Riccardo mi accompagna verso il portone d’ingresso, senza mai farmi mancare il sostegno del suo corpo. Sta per salutarmi, ma poi ci ripensa. Si toglie la giacca della divisa di un blu polveroso, l’appende a un chiodo storto nella guardiola ed esce insieme a me. Appena fuori, vorrei chiedergli se ha sentito l’ultima parola che mio padre ha pronunciato, ma poi non gli chiedo niente, per paura che la sua luce si sia spenta senza poesia. Ho paura di sapere che non è stato il mio nome a finirgli sulle labbra.

Riccardo mi ha aiutato a pensare ai vestiti, al funerale, alle pratiche per il posto al cimitero. L’ho già dovuto fare per il mio, ha detto. Ovunque andassimo, lo hanno creduto mio zio e noi non abbiamo mai negato. Quando quello che veste i morti ci ha avvertito che le scarpe non sarebbero entrate, per via dei piedi che si sono gonfiati troppo, lui si è offerto di andare a comprarne un paio di due numeri più grandi. Le prendiamo nere o marroni?, mi ha domandato. Le puoi scegliere tu?, gli ho chiesto. A mio padre piacevano con la punta, ho aggiunto.

 

Ho organizzato il trasferimento del corpo di mio padre tutto d’un fiato, come se arrivare alla svelta alla fine della faccenda della tumulazione fosse una questione di vita o di morte – della mia vita e della mia morte. Quando, poi, era già tutto fissato, mi sono sentito svuotato nel petto e ho detto a Riccardo Ho paura di non avere più il cuore. Mi hanno messo al mondo in tanti mesi, e io smanio per farlo sparire in qualche ora.

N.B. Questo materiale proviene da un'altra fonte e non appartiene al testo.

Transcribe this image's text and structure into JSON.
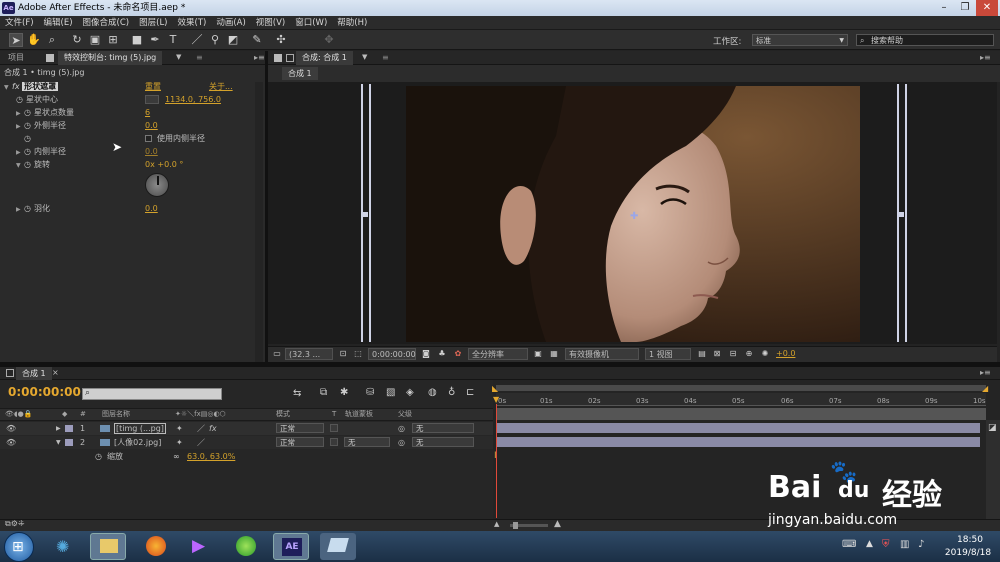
{
  "window": {
    "title": "Adobe After Effects - 未命名项目.aep *",
    "logo": "Ae"
  },
  "menu": [
    "文件(F)",
    "编辑(E)",
    "图像合成(C)",
    "图层(L)",
    "效果(T)",
    "动画(A)",
    "视图(V)",
    "窗口(W)",
    "帮助(H)"
  ],
  "toolbar": {
    "workspace_label": "工作区:",
    "workspace_value": "标准",
    "search_placeholder": "搜索帮助"
  },
  "left_panel": {
    "tab_project": "项目",
    "tab_effects": "特效控制台: timg (5).jpg",
    "breadcrumb": "合成 1 • timg (5).jpg",
    "effect_name": "形状遮罩",
    "reset": "重置",
    "about": "关于...",
    "props": [
      {
        "label": "星状中心",
        "value": "1134.0, 756.0"
      },
      {
        "label": "星状点数量",
        "value": "6"
      },
      {
        "label": "外侧半径",
        "value": "0.0"
      },
      {
        "label": "使用内侧半径",
        "value": ""
      },
      {
        "label": "内侧半径",
        "value": "0.0"
      },
      {
        "label": "旋转",
        "value": "0x +0.0 °"
      },
      {
        "label": "羽化",
        "value": "0.0"
      }
    ]
  },
  "comp_panel": {
    "tab": "合成: 合成 1",
    "subtab": "合成 1",
    "zoom": "(32.3 ...",
    "timecode": "0:00:00:00",
    "resolution": "全分辨率",
    "camera": "有效摄像机",
    "views": "1 视图",
    "exposure": "+0.0"
  },
  "timeline": {
    "tab": "合成 1",
    "timecode": "0:00:00:00",
    "col_headers": {
      "name": "图层名称",
      "mode": "模式",
      "t": "T",
      "trackmatte": "轨道蒙板",
      "parent": "父级"
    },
    "ruler": [
      "0s",
      "01s",
      "02s",
      "03s",
      "04s",
      "05s",
      "06s",
      "07s",
      "08s",
      "09s",
      "10s"
    ],
    "layers": [
      {
        "num": "1",
        "name": "[timg (...pg]",
        "mode": "正常",
        "matte": "",
        "parent": "无"
      },
      {
        "num": "2",
        "name": "[人像02.jpg]",
        "mode": "正常",
        "matte": "无",
        "parent": "无"
      }
    ],
    "scale_label": "缩放",
    "scale_value": "63.0, 63.0%"
  },
  "taskbar": {
    "time": "18:50",
    "date": "2019/8/18",
    "ae_label": "AE"
  },
  "watermark": {
    "brand_a": "Bai",
    "brand_b": "du",
    "cn": "经验",
    "url": "jingyan.baidu.com"
  },
  "colors": {
    "accent_orange": "#d4a22b",
    "playhead": "#e0493a",
    "layer_bar": "#8a8aa6",
    "taskbar": "#1b2f45"
  }
}
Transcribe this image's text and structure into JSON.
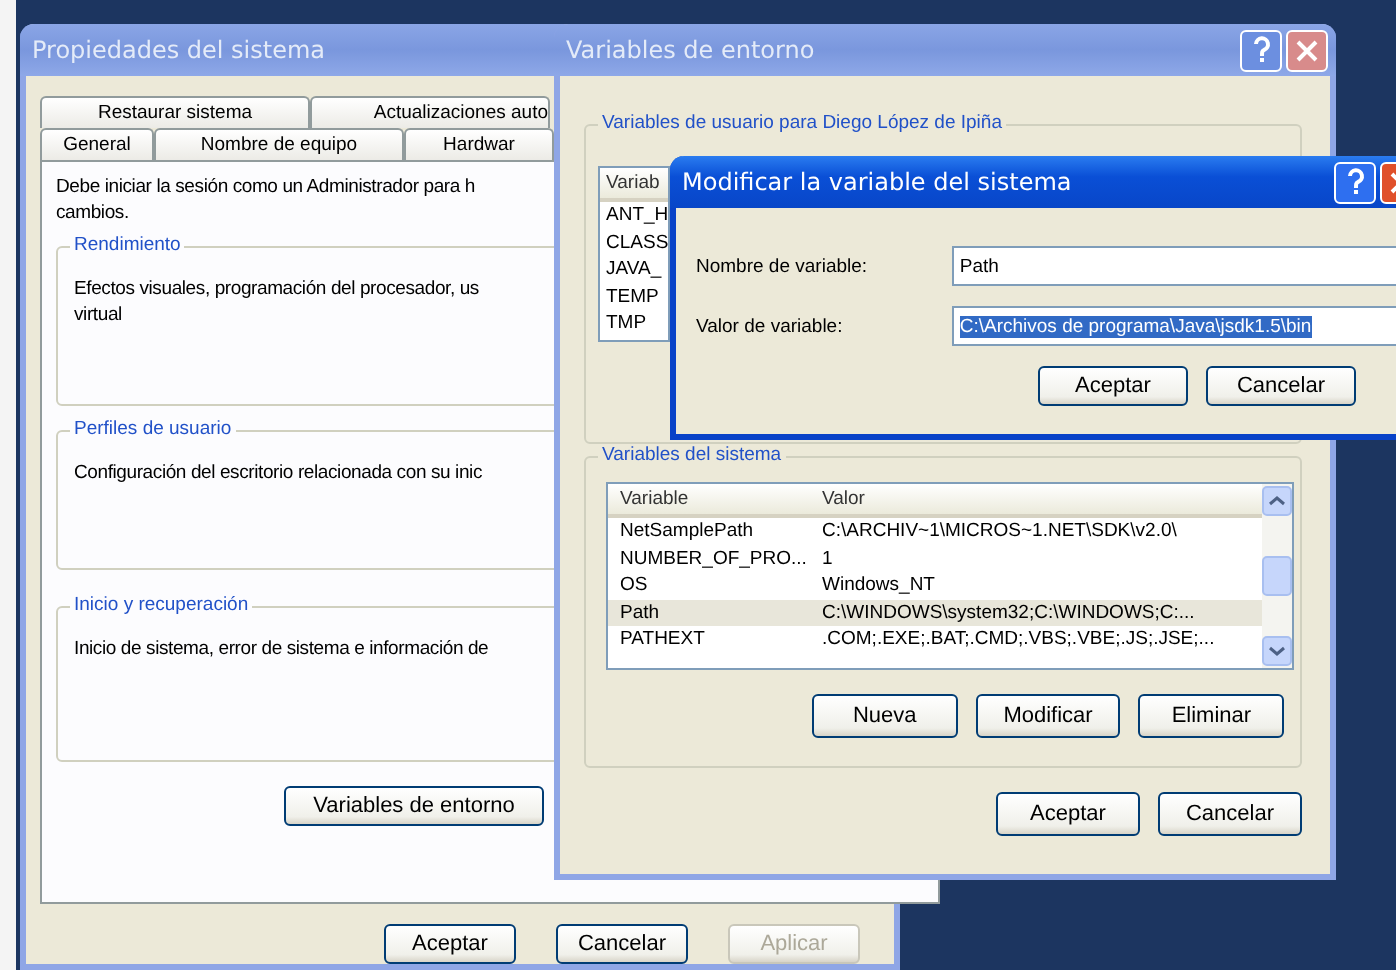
{
  "system_properties": {
    "title": "Propiedades del sistema",
    "active": false,
    "tab_rows": [
      [
        {
          "label": "Restaurar sistema",
          "selected": false
        },
        {
          "label": "Actualizaciones auto",
          "selected": false
        }
      ],
      [
        {
          "label": "General",
          "selected": false
        },
        {
          "label": "Nombre de equipo",
          "selected": false
        },
        {
          "label": "Hardwar",
          "selected": false
        }
      ]
    ],
    "notice_lines": [
      "Debe iniciar la sesión como un Administrador para h",
      "cambios."
    ],
    "groups": [
      {
        "title": "Rendimiento",
        "lines": [
          "Efectos visuales, programación del procesador, us",
          "virtual"
        ]
      },
      {
        "title": "Perfiles de usuario",
        "lines": [
          "Configuración del escritorio relacionada con su inic"
        ]
      },
      {
        "title": "Inicio y recuperación",
        "lines": [
          "Inicio de sistema, error de sistema e información de"
        ]
      }
    ],
    "env_button": "Variables de entorno",
    "buttons": [
      {
        "label": "Aceptar",
        "disabled": false
      },
      {
        "label": "Cancelar",
        "disabled": false
      },
      {
        "label": "Aplicar",
        "disabled": true
      }
    ]
  },
  "environment_variables": {
    "title": "Variables de entorno",
    "active": false,
    "user_group": {
      "title": "Variables de usuario para Diego López de Ipiña",
      "column": "Variab",
      "rows": [
        "ANT_H",
        "CLASS",
        "JAVA_",
        "TEMP",
        "TMP"
      ]
    },
    "system_group": {
      "title": "Variables del sistema",
      "columns": [
        "Variable",
        "Valor"
      ],
      "rows": [
        {
          "variable": "NetSamplePath",
          "value": "C:\\ARCHIV~1\\MICROS~1.NET\\SDK\\v2.0\\",
          "selected": false
        },
        {
          "variable": "NUMBER_OF_PRO...",
          "value": "1",
          "selected": false
        },
        {
          "variable": "OS",
          "value": "Windows_NT",
          "selected": false
        },
        {
          "variable": "Path",
          "value": "C:\\WINDOWS\\system32;C:\\WINDOWS;C:...",
          "selected": true
        },
        {
          "variable": "PATHEXT",
          "value": ".COM;.EXE;.BAT;.CMD;.VBS;.VBE;.JS;.JSE;...",
          "selected": false
        }
      ],
      "buttons": [
        "Nueva",
        "Modificar",
        "Eliminar"
      ]
    },
    "buttons": [
      "Aceptar",
      "Cancelar"
    ]
  },
  "edit_dialog": {
    "title": "Modificar la variable del sistema",
    "active": true,
    "fields": [
      {
        "label": "Nombre de variable:",
        "value": "Path",
        "selected": false
      },
      {
        "label": "Valor de variable:",
        "value": "C:\\Archivos de programa\\Java\\jsdk1.5\\bin",
        "selected": true
      }
    ],
    "buttons": [
      "Aceptar",
      "Cancelar"
    ]
  }
}
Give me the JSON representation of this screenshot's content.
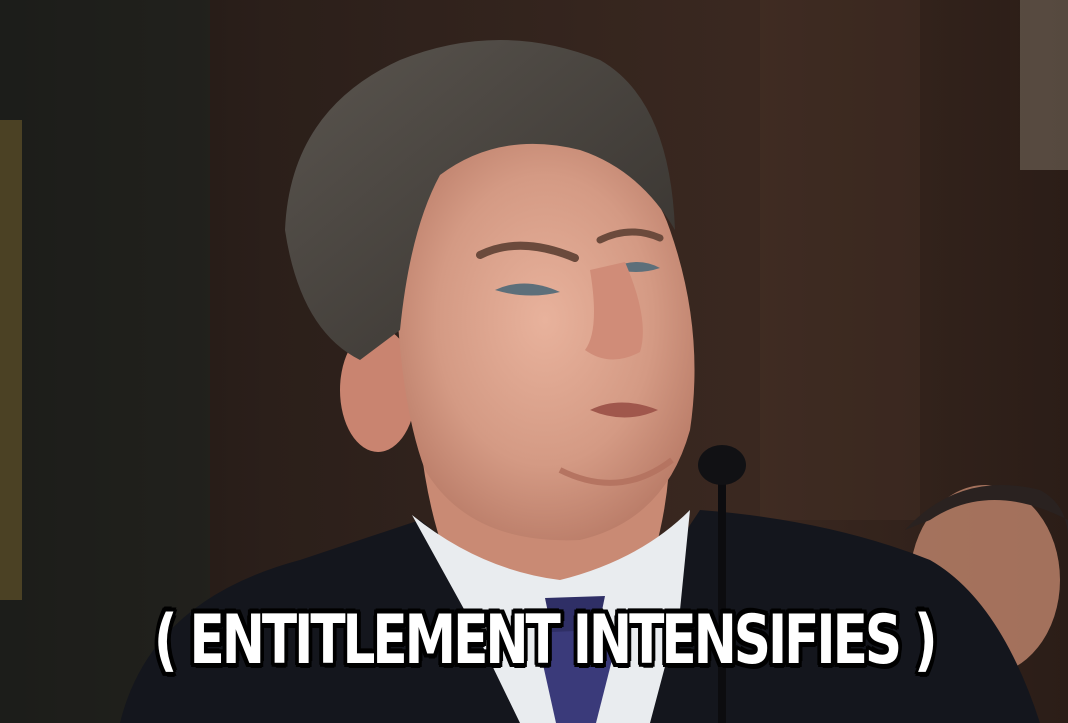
{
  "meme": {
    "caption": "( ENTITLEMENT INTENSIFIES )"
  },
  "colors": {
    "background": "#2a1c17",
    "suit": "#14161d",
    "shirt": "#e9ecef",
    "tie": "#3a3a7a",
    "skin": "#d9a08a",
    "hair": "#4a4540",
    "caption_fill": "#ffffff",
    "caption_stroke": "#000000"
  }
}
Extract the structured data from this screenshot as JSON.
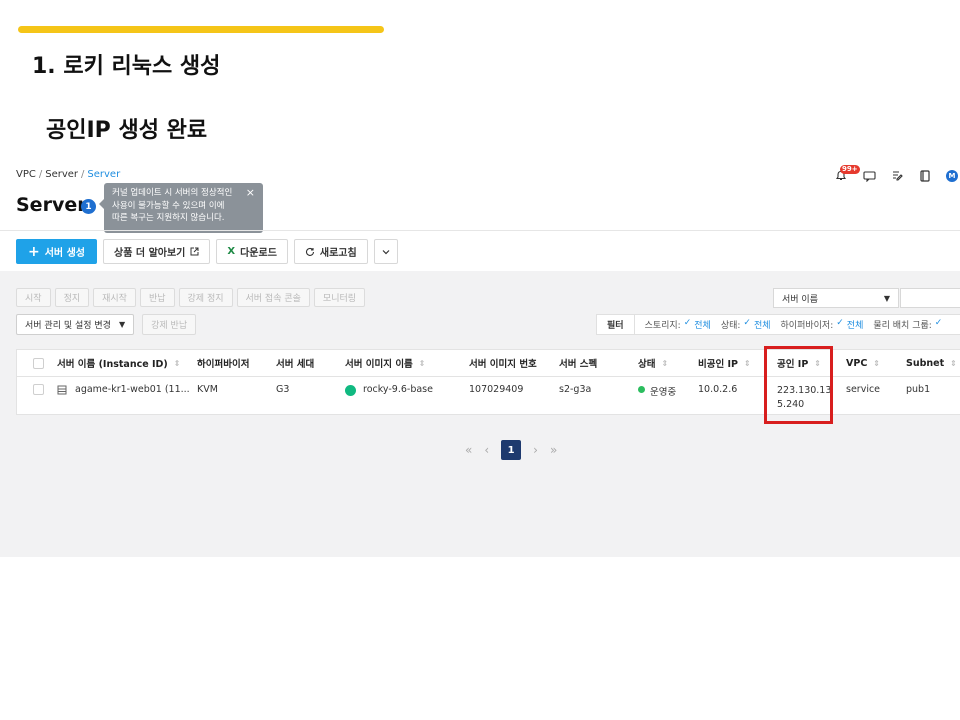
{
  "slide": {
    "title": "1. 로키 리눅스 생성",
    "subtitle": "공인IP 생성 완료",
    "accent_color": "#f5c518"
  },
  "breadcrumb": [
    "VPC",
    "Server",
    "Server"
  ],
  "header": {
    "notification_badge": "99+",
    "avatar_initial": "M",
    "icons": [
      "bell-icon",
      "chat-icon",
      "edit-icon",
      "book-icon",
      "avatar"
    ]
  },
  "page": {
    "title": "Server",
    "info_count": "1",
    "tooltip": {
      "lines": [
        "커널 업데이트 시 서버의 정상적인",
        "사용이 불가능할 수 있으며 이에",
        "따른 복구는 지원하지 않습니다."
      ],
      "close": "×"
    }
  },
  "toolbar": {
    "create": "서버 생성",
    "more_products": "상품 더 알아보기",
    "download": "다운로드",
    "refresh": "새로고침",
    "create_color": "#1fa2e8"
  },
  "actions": [
    "시작",
    "정지",
    "재시작",
    "반납",
    "강제 정지",
    "서버 접속 콘솔",
    "모니터링"
  ],
  "management": {
    "settings": "서버 관리 및 설정 변경",
    "force_return": "강제 반납"
  },
  "search": {
    "field": "서버 이름"
  },
  "filter": {
    "label": "필터",
    "items": [
      {
        "name": "스토리지:",
        "value": "전체"
      },
      {
        "name": "상태:",
        "value": "전체"
      },
      {
        "name": "하이퍼바이저:",
        "value": "전체"
      },
      {
        "name": "물리 배치 그룹:",
        "value": ""
      }
    ]
  },
  "table": {
    "headers": [
      "서버 이름 (Instance ID)",
      "하이퍼바이저",
      "서버 세대",
      "서버 이미지 이름",
      "서버 이미지 번호",
      "서버 스펙",
      "상태",
      "비공인 IP",
      "공인 IP",
      "VPC",
      "Subnet"
    ],
    "rows": [
      {
        "name": "agame-kr1-web01 (11...",
        "hypervisor": "KVM",
        "generation": "G3",
        "image_name": "rocky-9.6-base",
        "image_no": "107029409",
        "spec": "s2-g3a",
        "status": "운영중",
        "private_ip": "10.0.2.6",
        "public_ip_line1": "223.130.13",
        "public_ip_line2": "5.240",
        "vpc": "service",
        "subnet": "pub1"
      }
    ]
  },
  "pagination": {
    "first": "«",
    "prev": "‹",
    "current": "1",
    "next": "›",
    "last": "»"
  },
  "highlight_color": "#d81e1e"
}
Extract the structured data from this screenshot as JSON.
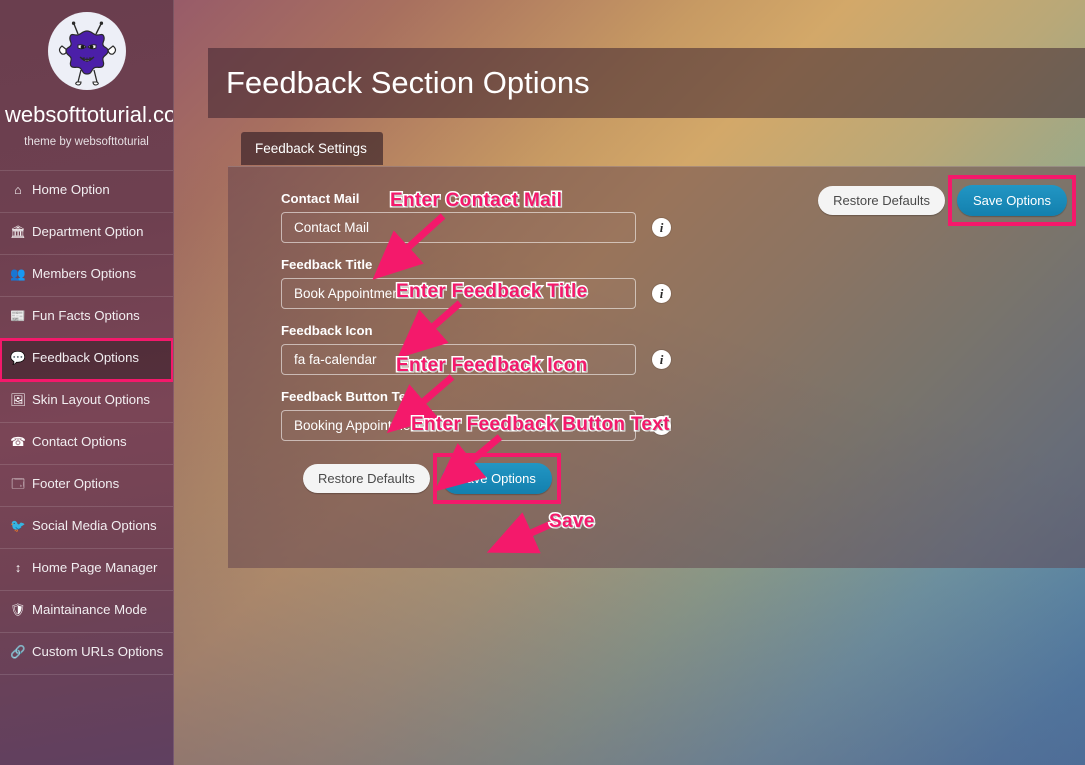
{
  "brand": {
    "logo_icon": "monster-bug-logo",
    "title": "websofttoturial.com",
    "subtitle": "theme by websofttoturial"
  },
  "sidebar": {
    "items": [
      {
        "label": "Home Option",
        "icon": "home-icon",
        "glyph": "⌂",
        "active": false
      },
      {
        "label": "Department Option",
        "icon": "bank-icon",
        "glyph": "🏛",
        "active": false
      },
      {
        "label": "Members Options",
        "icon": "users-icon",
        "glyph": "👥",
        "active": false
      },
      {
        "label": "Fun Facts Options",
        "icon": "newspaper-icon",
        "glyph": "📰",
        "active": false
      },
      {
        "label": "Feedback Options",
        "icon": "comments-icon",
        "glyph": "💬",
        "active": true
      },
      {
        "label": "Skin Layout Options",
        "icon": "image-icon",
        "glyph": "🖼",
        "active": false
      },
      {
        "label": "Contact Options",
        "icon": "phone-icon",
        "glyph": "☎",
        "active": false
      },
      {
        "label": "Footer Options",
        "icon": "window-icon",
        "glyph": "🗔",
        "active": false
      },
      {
        "label": "Social Media Options",
        "icon": "twitter-icon",
        "glyph": "🐦",
        "active": false
      },
      {
        "label": "Home Page Manager",
        "icon": "sort-icon",
        "glyph": "↕",
        "active": false
      },
      {
        "label": "Maintainance Mode",
        "icon": "shield-icon",
        "glyph": "🛡",
        "active": false
      },
      {
        "label": "Custom URLs Options",
        "icon": "link-icon",
        "glyph": "🔗",
        "active": false
      }
    ]
  },
  "page": {
    "title": "Feedback Section Options"
  },
  "tabs": [
    {
      "label": "Feedback Settings",
      "active": true
    }
  ],
  "toolbar_top": {
    "restore_label": "Restore Defaults",
    "save_label": "Save Options"
  },
  "toolbar_bottom": {
    "restore_label": "Restore Defaults",
    "save_label": "Save Options"
  },
  "fields": [
    {
      "label": "Contact Mail",
      "value": "Contact Mail",
      "placeholder": "Contact Mail",
      "info_icon": "info-icon"
    },
    {
      "label": "Feedback Title",
      "value": "Book Appointment",
      "placeholder": "Feedback Title",
      "info_icon": "info-icon"
    },
    {
      "label": "Feedback Icon",
      "value": "fa fa-calendar",
      "placeholder": "Feedback Icon",
      "info_icon": "info-icon"
    },
    {
      "label": "Feedback Button Text",
      "value": "Booking Appointment",
      "placeholder": "Feedback Button Text",
      "info_icon": "info-icon"
    }
  ],
  "annotations": [
    {
      "text": "Enter Contact Mail"
    },
    {
      "text": "Enter Feedback Title"
    },
    {
      "text": "Enter Feedback Icon"
    },
    {
      "text": "Enter Feedback Button Text"
    },
    {
      "text": "Save"
    }
  ],
  "colors": {
    "annotation_pink": "#f4196b",
    "save_button_blue": "#1380ae",
    "sidebar_plum": "#6e4050",
    "logo_purple": "#4b1fa8"
  }
}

Non puoi fare nient’altro, ha detto lui, e mi ha abbracciato, con una stretta da uomo a uomo che ancora non avevo conosciuto.

 

Adesso mi trovo chiuso tra le pareti crepate di questa specie di cella frigorifera, e mi viene da pensare a che roba volgare e imbarazzante sia la morte, con la decomposizione dei tessuti, la rigidità, il banchetto dei vermi sulla bocca che ti baciava, sugli occhi che ti guardavano. E penso a quanta cura usino i vivi per fare in modo che i morti non si muovano dalle loro bare. Le sigillano, le sotterrano sotto quintali di terra o le murano. Dove volete che vadano, quei poveri cristi.

 

Appena entrato, la prima cosa che ho notato non è stato il tuo viso, ma l’angolo che i tuoi piedi formavano. Che ridicoli, babbo, i tuoi piedi senza passi, aperti come le zampe delle papere. Il becchino, qui fuori, deve avermi letto il pensiero perché è arrivato, ha avvicinato le punte, e li ha legati con una corda. Per non farli irrigidire spalancati, ha detto. E a me è venuto un nodo in gola, e ho pensato Che cazzo fai, becchino, così lo farai inciampare, non si legano i piedi di un morto.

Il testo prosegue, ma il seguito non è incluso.